Selain tentang tragedi Aceh, profil kehidupan mahasiswa yang lekat dengan simbol reformasi di Indonesia juga tak lepas dari pengamatan cerpenis Kompas. Cerpen Harris Effendi Thahar misalnya, berjudul Darmon, berkisah tentang profil seorang aktivis pergerakan mahasiswa bernama Darmon. Dalam cerita ini digambarkan sosok Darmon yang secara fisik sama sekali tidak necis, bahkan kelihatan tidak intelek, ternyata memiliki kadar pengetahuan dan kepedulian sosial yang cukup tinggi. Seorang pegawai yang kebetulan bertemu dengan Darmon, lantaran Darmon mengantarkan anaknya, terkejut dan kagum dengan kenyataan itu, Diam-diam si pegawai mengidealkan sosok Darmon yang aktivis itu.

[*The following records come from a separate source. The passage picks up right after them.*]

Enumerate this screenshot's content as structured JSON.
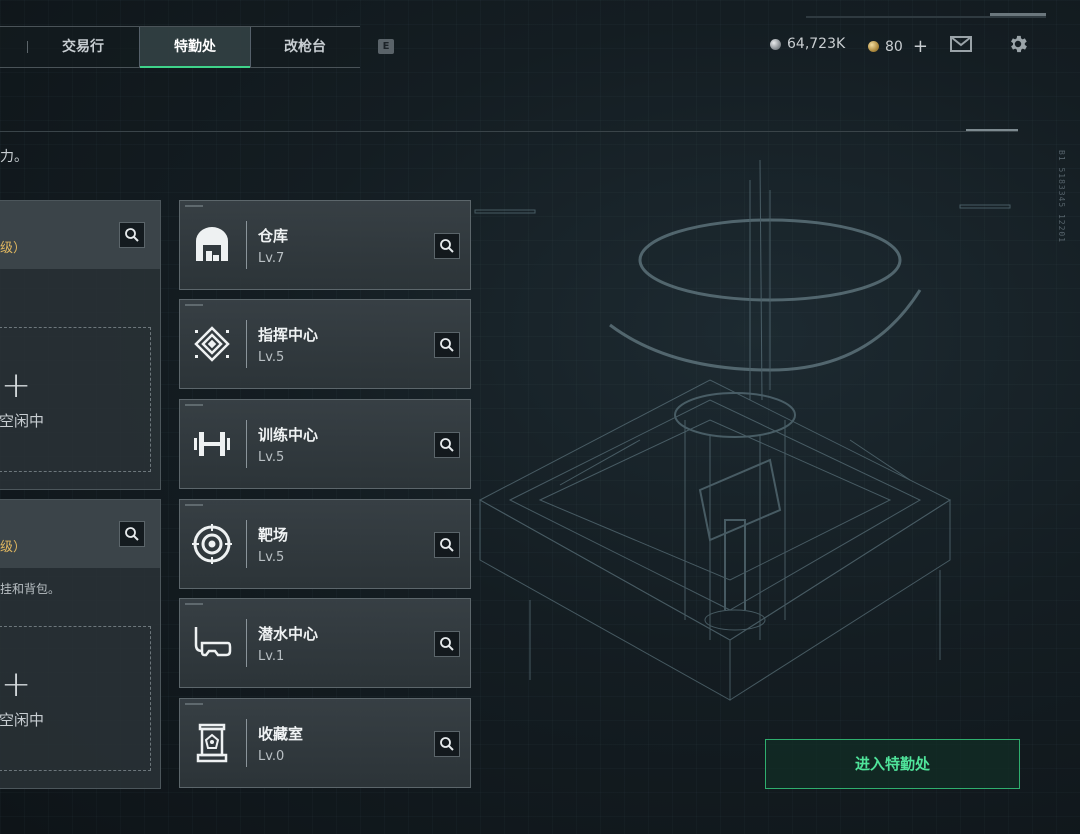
{
  "nav": {
    "tabs": [
      {
        "label": "交易行",
        "active": false
      },
      {
        "label": "特勤处",
        "active": true
      },
      {
        "label": "改枪台",
        "active": false
      }
    ],
    "key_hint": "E"
  },
  "currency": {
    "silver": "64,723K",
    "gold": "80"
  },
  "description_fragment": "力。",
  "left_panels": [
    {
      "level_fragment": "级）",
      "hint": "",
      "slot_status_fragment": "空闲中"
    },
    {
      "level_fragment": "级）",
      "hint": "挂和背包。",
      "slot_status_fragment": "空闲中"
    }
  ],
  "facilities": [
    {
      "name": "仓库",
      "level": "Lv.7",
      "icon": "warehouse-icon"
    },
    {
      "name": "指挥中心",
      "level": "Lv.5",
      "icon": "command-center-icon"
    },
    {
      "name": "训练中心",
      "level": "Lv.5",
      "icon": "dumbbell-icon"
    },
    {
      "name": "靶场",
      "level": "Lv.5",
      "icon": "target-icon"
    },
    {
      "name": "潜水中心",
      "level": "Lv.1",
      "icon": "diving-mask-icon"
    },
    {
      "name": "收藏室",
      "level": "Lv.0",
      "icon": "collection-case-icon"
    }
  ],
  "enter_button": "进入特勤处",
  "colors": {
    "accent_green": "#3fd38a",
    "level_gold": "#e0b760"
  },
  "side_code": "B1 5183345 12201"
}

Kisah tentang mahasiswa yang tergolong aktivis reformasi ternyata tidak melulu mengantarkan kepada pujian dan perasaan kagum semata. Jujur Prananto melalui cerpennya yang berjudul Seusai Revolusi tampaknya berusaha menampilkan tipe aktivis mahasiswa yang lain dengan apa yang diceritakan Harris Effendi Thahar. Jujur menyajikan paradoks sosok aktivis mahasiswa yang hanya menjadikan isu reformasi sebagai komoditas politik belaka—tidak didasarkan atas kepekaan dan tanggung jawab sosial sebagai mahasiswa. Tokoh bernama Hendaru dalam cerpen ini digambarkan kebingungan ketika mengetahui dana organisasinya—yakni organisasi yang menjadi wadah para aktivis mahasiswa—mulai menipis dan mulai kekurangan untuk kegiatan sehari-hari. Apa yang dilakukan Hendaru di akhir cerpen ini adalah sebuah tindakan yang terkesan paradoks: “menjual” proposal kepada sebuah yayasan internasional untuk sebuah isu buruh yang sebenarnya tidak proporsional. Sebuah sindiran yang sepertinya memang patut direnungkan!
Cerpen-cerpen dalam antologi ini pada umumnya memang banyak memberikan kesaksian atas carut-marut kehidupan Indonesia saat ini yang sedang tertimpa krisis multi-dimensional. Fenomena realitas sosial yang begitu beragam dan bersifat tragis dikemukakan dengan sarana cerpen.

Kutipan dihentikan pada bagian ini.